OpenAI has acquired io Products, the hardware startup co-founded by designer Jony Ive, in a $6.5 billion all-stock deal.
This means OpenAI is now moving from just powering AI software to creating the devices that will carry it into people’s lives.
Jony Ive, known globally as the designer behind Apple’s most iconic products, including the iPhone, iPad, and MacBook, has now been appointed to lead creative design at OpenAI. He’s expected to build a new generation of AI-powered consumer devices.

The British designer spent more than two decades at Apple, where his minimalist, user-centred design style defined the look and feel of its products. His partnership with Steve Jobs was highly important in transforming Apple into the world’s most valuable tech company.
After leaving Apple in 2019, he founded LoveFrom, a design firm that later spun off io Products to explore AI-focused hardware.
Now, that entire team, made up of over 50 engineers, designers, and researchers, many of them former Apple staff, is joining OpenAI. The goal is to build hardware that makes interacting with AI natural, seamless, and fully embedded into everyday life.
“We’re using products that are decades old to connect with technology that’s unimaginably new,” said Sam Altman and Jony Ive in a video posted on OpenAI’s blog. “Surely there’s something beyond these legacy products we have.”
Altman confirmed that they are already working on a prototype device but gave no further detail. He described it as “the coolest piece of technology the world will have ever seen.”
With this move, OpenAI wants to break free from the limitations of existing mobile platforms. “OpenAI is interested in owning the next hardware platform so they don’t have to sell their products through Apple iOS or Google’s Android,” said Gil Luria, an analyst at D.A. Davidson.
Recent efforts to create new AI-first devices, like Humane AI’s wearable Pin and Rabbit’s r1 device, have drawn attention but failed to deliver.

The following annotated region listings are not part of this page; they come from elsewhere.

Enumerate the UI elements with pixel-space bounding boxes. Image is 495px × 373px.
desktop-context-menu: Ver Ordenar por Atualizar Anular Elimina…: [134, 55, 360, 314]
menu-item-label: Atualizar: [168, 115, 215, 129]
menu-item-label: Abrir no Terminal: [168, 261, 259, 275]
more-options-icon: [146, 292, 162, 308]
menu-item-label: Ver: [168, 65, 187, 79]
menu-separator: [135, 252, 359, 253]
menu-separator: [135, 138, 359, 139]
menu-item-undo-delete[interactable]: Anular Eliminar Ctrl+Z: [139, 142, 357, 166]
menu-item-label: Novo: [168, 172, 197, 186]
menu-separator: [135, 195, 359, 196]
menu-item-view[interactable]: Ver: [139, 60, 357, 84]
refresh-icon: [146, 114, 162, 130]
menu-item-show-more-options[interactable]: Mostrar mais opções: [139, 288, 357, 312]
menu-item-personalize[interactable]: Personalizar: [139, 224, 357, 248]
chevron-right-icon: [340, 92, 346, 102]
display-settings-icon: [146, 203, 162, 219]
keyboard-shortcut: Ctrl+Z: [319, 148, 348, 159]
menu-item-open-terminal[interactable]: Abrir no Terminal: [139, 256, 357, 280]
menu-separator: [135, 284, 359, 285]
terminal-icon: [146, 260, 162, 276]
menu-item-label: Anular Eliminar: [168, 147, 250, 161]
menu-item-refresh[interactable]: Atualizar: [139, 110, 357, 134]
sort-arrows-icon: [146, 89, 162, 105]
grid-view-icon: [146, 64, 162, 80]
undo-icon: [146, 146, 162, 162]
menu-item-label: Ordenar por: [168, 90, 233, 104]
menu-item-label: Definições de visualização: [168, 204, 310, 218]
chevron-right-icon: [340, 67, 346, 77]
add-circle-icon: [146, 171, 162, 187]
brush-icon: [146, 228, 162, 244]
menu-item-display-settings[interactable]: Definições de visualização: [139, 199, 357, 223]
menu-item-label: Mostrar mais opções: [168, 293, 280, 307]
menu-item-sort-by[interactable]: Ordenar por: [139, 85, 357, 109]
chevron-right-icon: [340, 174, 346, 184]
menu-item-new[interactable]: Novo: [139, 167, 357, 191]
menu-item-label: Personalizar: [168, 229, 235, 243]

Humane, launched by former Apple employees, was condemned due to battery life, overheating, and limited features.
The company’s assets were eventually acquired by HP for $116 million, effectively ending its hardware vision.
Rabbit has sold over 100,000 units of its r1 device, but many reviewers say it doesn’t do enough to replace a smartphone.
OpenAI seems determined not to repeat those mistakes. By putting Ive, a designer who has shipped globally successful products, at the centre of its hardware vision, the company is aiming much higher.
This move also ramps up the competition with Apple, which has been slow in rolling out AI features compared to Google and OpenAI. Apple’s share price dropped more than 2% after the announcement.
OpenAI already held a 23% stake in io Products through a previous investment. This acquisition, reportedly worth $5 billion in new equity, is its largest to date. Ive will continue running LoveFrom as a separate entity, while focusing on the new device under OpenAI’s direction.
According to reports, the first product from the new team may arrive in 2026. It’s expected to move users “beyond screens,” offering a new way to experience AI that isn’t tied to traditional phones or laptops.
“Everything I’ve learned over the last 30 years has led me to this place and this moment,” said Ive. “This device has completely captured my imagination.”
OpenAI is building AI by owning not just the software, but the physical tools we use to access it.